“When life gives you lemons, make…agua fresca.” It’s the mantra that united founders Erin PonTell and Kayla Castañeda, who launched their non-alcoholic, canned agua frescas company, Agua Bonita, last July in the midst of the pandemic.
“Agua fresca is a staple of our culture. Being able to do this at this commercial scale and as a full-fledged business, it feels like just a really beautiful homage.”
PonTell and Castañeda utilized their experience in the beverage industry (PonTell was CMO of beverage startup Good Use and Castañeda did marketing for Coca Cola before joining the team at Good Use, where the two eventually met) to launch their company. When the pandemic forced Good Use to shut down—ultimately resulting in the two losing their jobs—Castañeda and PonTell seized the opportunity to align on a new concept, Agua Bonita, which not only merged their professional strengths but also highlighted their common heritage.

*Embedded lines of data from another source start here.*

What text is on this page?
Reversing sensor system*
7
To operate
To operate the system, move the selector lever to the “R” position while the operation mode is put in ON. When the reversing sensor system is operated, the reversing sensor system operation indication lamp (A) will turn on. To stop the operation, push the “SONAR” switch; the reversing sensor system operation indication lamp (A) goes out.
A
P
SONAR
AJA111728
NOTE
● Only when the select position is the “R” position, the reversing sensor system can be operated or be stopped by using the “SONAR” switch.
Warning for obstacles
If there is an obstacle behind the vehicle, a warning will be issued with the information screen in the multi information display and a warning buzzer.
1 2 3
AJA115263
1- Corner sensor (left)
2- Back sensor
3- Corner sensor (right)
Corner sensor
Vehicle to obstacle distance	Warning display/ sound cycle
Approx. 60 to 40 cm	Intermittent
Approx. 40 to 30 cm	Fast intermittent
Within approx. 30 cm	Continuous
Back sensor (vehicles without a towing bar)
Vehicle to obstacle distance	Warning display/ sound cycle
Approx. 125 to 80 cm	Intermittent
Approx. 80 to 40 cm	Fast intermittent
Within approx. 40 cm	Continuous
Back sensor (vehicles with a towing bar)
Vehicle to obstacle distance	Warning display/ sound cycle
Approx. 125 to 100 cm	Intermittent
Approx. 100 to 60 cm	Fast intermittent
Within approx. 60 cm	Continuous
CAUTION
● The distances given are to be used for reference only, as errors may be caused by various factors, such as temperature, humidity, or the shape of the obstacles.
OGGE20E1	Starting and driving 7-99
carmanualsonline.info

“This was an opportunity to create something that we’ve always wanted to create,” says Castañeda. “Agua fresca is a staple of our culture. Being able to do this at this commercial scale and as a full-fledged business, it feels like just a really beautiful homage.”
Castañeda, who identifies as Afro-Latina, was inspired by memories of her grandfather creating homemade agua frescas from the fruit he brought home. For PonTell, launching Agua Bonita inspired a successful search for some of her biological paternal family in Mexico (where her father was adopted from as a child). “It’s been a crazy journey, from a family perspective as well,” says PonTell.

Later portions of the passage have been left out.